(after stating the facts). The first ground relied upon for a reversal of the judgment is that the circuit court erred in refusing to dismiss the plaintiff’s cause of action for the reason that the justice’s court was without jurisdiction, and therefore the circuit court could not acquire jurisdiction on appeal. In making this contention, counsel relies upon § 6412 of Crawford & Moses’ Digest, and Little Rock Brick Works v. Hoyt, 87 Ark. 313, and cases cited. Section 6412 reads as follows:
“ Ordinary actions shall be commenced by summons,but, before summons is issued, the plaintiff shall file with the justice the account, or the written contract, or a short written statement of the facts on which the action is founded.”
We cannot agree with counsel in this contention. In the first place, our statute regulating the practice in justice ’s courts is for the benefit of the defendant, so that he *948may not be surprised, and to protect bim from a second suit on the same ground. The plaintiff is required to indicate the matter upon which the claim is founded. Jacks v. Nelson & Hanks, 34 Ark. 531. In the case at bar, the judgment against the defendant as well as the judgment against the garnishee shows that the cause of action was on an open account for $180. This was a short written statement of the facts, and each judgment reads, respectively, that the defendant and the garnishee were present in court and that evidence was heard in the case. The court had jurisdiction of the subject-matter of the action, and the parties, by entering their appearance to the proceedings, gave the court jurisdiction over their persons. The facts recited in the judgment entry show that they were not misled in preparing their defense. The judgment against the garnishee expressly shows that he appeared in^court and testified that he had a half of a bale of a cotton belonging to the defendant, worth $57. The judgment against the defendant shows that he appeared in court and that evidence was heard before judgment was rendered in favor of the plaintiff.

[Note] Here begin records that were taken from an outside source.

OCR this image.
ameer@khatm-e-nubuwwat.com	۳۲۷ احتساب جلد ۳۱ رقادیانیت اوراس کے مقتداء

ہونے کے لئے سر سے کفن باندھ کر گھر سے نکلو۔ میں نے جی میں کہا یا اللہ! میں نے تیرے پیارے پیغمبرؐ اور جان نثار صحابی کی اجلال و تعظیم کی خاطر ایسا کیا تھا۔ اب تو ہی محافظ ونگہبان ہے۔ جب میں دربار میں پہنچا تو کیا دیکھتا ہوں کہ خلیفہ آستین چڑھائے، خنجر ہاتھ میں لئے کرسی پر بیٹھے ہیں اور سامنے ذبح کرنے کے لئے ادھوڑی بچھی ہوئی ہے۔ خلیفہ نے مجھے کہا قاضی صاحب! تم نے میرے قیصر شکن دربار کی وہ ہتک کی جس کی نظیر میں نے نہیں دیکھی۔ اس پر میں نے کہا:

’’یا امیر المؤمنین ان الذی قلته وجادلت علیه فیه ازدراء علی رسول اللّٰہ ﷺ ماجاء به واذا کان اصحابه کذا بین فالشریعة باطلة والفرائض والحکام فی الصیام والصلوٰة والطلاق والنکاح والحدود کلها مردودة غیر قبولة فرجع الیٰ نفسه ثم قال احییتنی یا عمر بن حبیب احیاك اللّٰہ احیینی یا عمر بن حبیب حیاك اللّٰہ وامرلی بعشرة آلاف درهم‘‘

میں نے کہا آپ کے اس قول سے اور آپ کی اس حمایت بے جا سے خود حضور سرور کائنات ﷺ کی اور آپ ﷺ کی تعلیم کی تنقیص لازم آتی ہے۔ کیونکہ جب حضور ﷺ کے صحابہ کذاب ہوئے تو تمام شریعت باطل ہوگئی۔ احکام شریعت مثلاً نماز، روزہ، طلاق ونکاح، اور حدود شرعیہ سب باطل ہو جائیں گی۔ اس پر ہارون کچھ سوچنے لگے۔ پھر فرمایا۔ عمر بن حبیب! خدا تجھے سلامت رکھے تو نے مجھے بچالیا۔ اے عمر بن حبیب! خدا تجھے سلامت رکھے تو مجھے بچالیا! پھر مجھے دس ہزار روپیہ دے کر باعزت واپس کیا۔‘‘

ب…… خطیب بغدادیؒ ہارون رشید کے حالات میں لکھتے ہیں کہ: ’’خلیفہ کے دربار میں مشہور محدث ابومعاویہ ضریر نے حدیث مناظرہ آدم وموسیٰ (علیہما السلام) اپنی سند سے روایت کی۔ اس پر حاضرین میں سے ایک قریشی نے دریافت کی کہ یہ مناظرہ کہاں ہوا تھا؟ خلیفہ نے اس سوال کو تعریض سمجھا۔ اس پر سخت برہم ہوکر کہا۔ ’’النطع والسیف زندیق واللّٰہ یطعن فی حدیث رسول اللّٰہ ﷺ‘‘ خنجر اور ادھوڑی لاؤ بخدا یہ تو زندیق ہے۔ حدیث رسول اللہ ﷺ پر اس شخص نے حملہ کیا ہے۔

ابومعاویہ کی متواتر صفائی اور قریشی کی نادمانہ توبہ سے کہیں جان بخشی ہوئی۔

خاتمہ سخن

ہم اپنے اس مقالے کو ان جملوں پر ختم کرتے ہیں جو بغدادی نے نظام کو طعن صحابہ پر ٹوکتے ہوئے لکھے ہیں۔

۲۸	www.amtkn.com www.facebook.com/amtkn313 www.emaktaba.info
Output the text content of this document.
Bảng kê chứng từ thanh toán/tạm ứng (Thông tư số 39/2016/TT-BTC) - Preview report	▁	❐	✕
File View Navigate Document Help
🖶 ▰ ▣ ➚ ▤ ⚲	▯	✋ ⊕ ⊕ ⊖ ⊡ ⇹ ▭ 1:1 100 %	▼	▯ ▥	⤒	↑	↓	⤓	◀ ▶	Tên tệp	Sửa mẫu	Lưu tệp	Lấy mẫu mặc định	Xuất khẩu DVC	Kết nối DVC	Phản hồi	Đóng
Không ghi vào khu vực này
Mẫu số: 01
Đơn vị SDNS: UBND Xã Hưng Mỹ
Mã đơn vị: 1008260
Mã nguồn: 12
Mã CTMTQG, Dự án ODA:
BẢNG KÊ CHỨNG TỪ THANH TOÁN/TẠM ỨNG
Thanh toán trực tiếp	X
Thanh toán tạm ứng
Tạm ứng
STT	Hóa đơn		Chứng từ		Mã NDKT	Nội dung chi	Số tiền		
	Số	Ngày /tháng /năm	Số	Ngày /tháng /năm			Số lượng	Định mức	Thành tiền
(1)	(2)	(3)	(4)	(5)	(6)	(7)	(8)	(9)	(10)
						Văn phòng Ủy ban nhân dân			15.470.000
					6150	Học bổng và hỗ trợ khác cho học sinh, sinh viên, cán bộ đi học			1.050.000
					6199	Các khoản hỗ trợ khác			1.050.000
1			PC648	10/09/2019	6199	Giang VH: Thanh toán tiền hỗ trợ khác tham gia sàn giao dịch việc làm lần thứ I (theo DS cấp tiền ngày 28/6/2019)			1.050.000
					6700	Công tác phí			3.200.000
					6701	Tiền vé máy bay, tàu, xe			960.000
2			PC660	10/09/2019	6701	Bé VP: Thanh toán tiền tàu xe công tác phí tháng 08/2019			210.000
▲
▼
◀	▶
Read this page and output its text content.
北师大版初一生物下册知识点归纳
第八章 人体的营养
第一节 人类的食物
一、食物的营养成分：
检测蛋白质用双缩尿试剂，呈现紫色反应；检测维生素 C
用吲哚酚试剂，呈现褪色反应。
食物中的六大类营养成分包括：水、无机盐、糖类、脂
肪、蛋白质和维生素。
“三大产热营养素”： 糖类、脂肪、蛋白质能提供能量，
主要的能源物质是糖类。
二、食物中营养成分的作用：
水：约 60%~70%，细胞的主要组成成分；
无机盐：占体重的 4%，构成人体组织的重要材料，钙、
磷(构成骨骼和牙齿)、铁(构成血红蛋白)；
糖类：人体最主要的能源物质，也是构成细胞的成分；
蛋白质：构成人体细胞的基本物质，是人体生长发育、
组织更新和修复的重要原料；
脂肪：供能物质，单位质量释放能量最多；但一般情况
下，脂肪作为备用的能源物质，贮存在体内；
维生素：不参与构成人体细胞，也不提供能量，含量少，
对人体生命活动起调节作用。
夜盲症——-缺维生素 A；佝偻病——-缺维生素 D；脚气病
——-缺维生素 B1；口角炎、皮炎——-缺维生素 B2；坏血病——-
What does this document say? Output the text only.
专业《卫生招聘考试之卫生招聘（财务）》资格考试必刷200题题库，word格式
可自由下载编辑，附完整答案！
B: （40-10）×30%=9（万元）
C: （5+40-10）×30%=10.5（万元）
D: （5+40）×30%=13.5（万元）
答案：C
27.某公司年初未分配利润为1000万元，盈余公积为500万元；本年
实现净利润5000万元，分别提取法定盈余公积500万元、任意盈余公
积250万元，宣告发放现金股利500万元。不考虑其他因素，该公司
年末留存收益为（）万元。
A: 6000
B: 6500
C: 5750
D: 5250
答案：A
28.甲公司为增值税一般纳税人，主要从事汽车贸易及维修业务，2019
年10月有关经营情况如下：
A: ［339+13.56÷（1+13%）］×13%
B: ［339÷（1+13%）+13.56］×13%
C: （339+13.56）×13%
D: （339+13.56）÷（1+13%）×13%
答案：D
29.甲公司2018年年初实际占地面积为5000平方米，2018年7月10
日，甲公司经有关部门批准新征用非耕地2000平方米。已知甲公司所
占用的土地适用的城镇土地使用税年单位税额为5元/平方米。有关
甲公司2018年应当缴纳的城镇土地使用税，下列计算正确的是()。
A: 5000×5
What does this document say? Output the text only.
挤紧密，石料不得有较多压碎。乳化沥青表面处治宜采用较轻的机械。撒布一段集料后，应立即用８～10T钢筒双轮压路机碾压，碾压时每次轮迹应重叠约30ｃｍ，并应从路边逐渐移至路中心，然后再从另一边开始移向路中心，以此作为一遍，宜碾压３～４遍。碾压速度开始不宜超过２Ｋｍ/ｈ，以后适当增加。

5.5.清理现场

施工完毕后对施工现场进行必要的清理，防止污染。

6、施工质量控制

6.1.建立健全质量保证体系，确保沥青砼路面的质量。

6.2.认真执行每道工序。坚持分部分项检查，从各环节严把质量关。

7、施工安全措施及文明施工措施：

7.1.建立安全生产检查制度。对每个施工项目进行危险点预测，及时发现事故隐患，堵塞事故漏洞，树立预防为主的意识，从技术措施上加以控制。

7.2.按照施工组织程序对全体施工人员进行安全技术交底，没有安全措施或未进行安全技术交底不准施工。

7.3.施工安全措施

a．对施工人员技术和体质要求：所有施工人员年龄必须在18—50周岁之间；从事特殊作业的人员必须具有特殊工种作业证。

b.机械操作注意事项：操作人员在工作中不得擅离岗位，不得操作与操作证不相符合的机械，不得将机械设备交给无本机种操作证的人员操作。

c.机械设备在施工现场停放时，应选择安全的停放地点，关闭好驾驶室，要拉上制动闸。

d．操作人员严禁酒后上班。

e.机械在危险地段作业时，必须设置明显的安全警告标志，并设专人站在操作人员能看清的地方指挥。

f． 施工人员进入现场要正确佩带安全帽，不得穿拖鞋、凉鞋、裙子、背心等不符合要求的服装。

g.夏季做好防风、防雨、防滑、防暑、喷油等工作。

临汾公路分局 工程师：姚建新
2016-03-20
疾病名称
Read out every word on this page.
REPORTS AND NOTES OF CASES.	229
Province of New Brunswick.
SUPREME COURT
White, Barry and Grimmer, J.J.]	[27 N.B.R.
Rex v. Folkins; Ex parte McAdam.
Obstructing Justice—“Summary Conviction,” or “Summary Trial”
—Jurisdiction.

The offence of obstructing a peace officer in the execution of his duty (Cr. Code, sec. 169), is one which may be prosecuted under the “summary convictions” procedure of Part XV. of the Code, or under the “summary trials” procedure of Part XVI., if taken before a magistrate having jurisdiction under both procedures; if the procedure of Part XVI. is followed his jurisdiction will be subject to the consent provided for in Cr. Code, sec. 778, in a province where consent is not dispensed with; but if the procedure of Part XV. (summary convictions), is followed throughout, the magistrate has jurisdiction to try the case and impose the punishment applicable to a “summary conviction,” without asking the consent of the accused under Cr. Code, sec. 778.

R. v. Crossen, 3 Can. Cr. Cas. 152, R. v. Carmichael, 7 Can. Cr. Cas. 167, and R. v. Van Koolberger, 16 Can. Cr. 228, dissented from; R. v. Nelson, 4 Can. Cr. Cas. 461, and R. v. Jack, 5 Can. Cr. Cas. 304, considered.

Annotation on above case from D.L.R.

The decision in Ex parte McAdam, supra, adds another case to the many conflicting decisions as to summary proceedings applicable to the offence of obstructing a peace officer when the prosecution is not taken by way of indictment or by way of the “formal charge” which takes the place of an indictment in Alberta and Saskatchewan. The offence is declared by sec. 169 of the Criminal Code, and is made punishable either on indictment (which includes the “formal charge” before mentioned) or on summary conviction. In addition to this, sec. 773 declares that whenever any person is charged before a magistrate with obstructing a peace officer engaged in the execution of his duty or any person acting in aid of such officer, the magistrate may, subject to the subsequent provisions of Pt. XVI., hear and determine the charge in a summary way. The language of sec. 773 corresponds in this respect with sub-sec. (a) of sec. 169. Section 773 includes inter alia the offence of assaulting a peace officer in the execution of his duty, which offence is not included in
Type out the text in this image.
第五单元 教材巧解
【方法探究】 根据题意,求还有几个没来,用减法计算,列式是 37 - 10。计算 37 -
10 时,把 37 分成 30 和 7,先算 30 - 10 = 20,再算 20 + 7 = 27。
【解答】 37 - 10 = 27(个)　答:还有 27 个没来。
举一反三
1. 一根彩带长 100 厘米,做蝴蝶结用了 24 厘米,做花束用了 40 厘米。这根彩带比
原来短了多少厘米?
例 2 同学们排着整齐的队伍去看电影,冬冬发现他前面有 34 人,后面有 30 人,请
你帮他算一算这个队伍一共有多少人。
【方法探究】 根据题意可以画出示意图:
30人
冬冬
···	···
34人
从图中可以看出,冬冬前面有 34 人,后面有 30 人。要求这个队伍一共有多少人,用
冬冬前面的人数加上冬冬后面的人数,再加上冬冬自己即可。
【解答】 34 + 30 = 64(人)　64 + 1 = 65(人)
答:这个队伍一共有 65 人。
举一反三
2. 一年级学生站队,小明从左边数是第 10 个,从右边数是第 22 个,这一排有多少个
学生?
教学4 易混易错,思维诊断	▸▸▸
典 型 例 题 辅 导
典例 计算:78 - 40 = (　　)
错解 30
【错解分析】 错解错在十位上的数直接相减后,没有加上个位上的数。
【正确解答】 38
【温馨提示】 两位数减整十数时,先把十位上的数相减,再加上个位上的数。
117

The Hoyt case has no application. There the suit was commenced by Hoyt against Arch Reddick and the Little Rock Brick Works upon an instrument in writing that was filed as the plaintiffs’ cause of action. It showed that Arch Reddick was in account with Hoyt, but did not show any account against the Little Rock Brick'Works. Judgment was rendered by default in the justice’s court against the Little Rock Brick Works. In the circuit court a motion to dismiss was sustained because no account, or short written statement of facts on which the account was founded, was filed in the justice’s court, as required by the statute, before the summons was issued. The case was dismissed because the statement of facts filed contained no reference ,whatever to any claim against the Little Rock Brick Works, and it did not enter its appearance in the action. Actions may be commenced either by summons or by the voluntary appearance of the parties. Here the parties appeared in court and *949contested the claim of the plaintiff, and the circuit court properly overruled their motion to dismiss the appeal.
The alleged defect in the issuance of the summons before filing the account or a short written statement of facts was waived by going to trial and judgment without at any stage of the cause bringing the matter to the attention of the justice.
It is also insisted that the .judgment should be reversed on account of surprise at the testimony of the plaintiff to the effect that John Williams had made a payment on the account sued on, which prevented the statute of limitations from running. Cato Austin admitted that he did not pay the account, and testified that John Williams was jointly liable with him on it. Hemp-hill having sued him on the account, he was put upon notice that Hemphill claimed that the account had not been paid, and it was his duty to have had John Williams present at the trial as a witness if he wished to contest the account. The matter, under the circumstances, was in the discretion of the court, and the court did not abuse its discretion. Augusta Cooperage Co. v. Plant, 163 Ark. 49, and cases cited.
No other grounds are relied upon for a reversal of the judgment, and it will therefore be affirmed.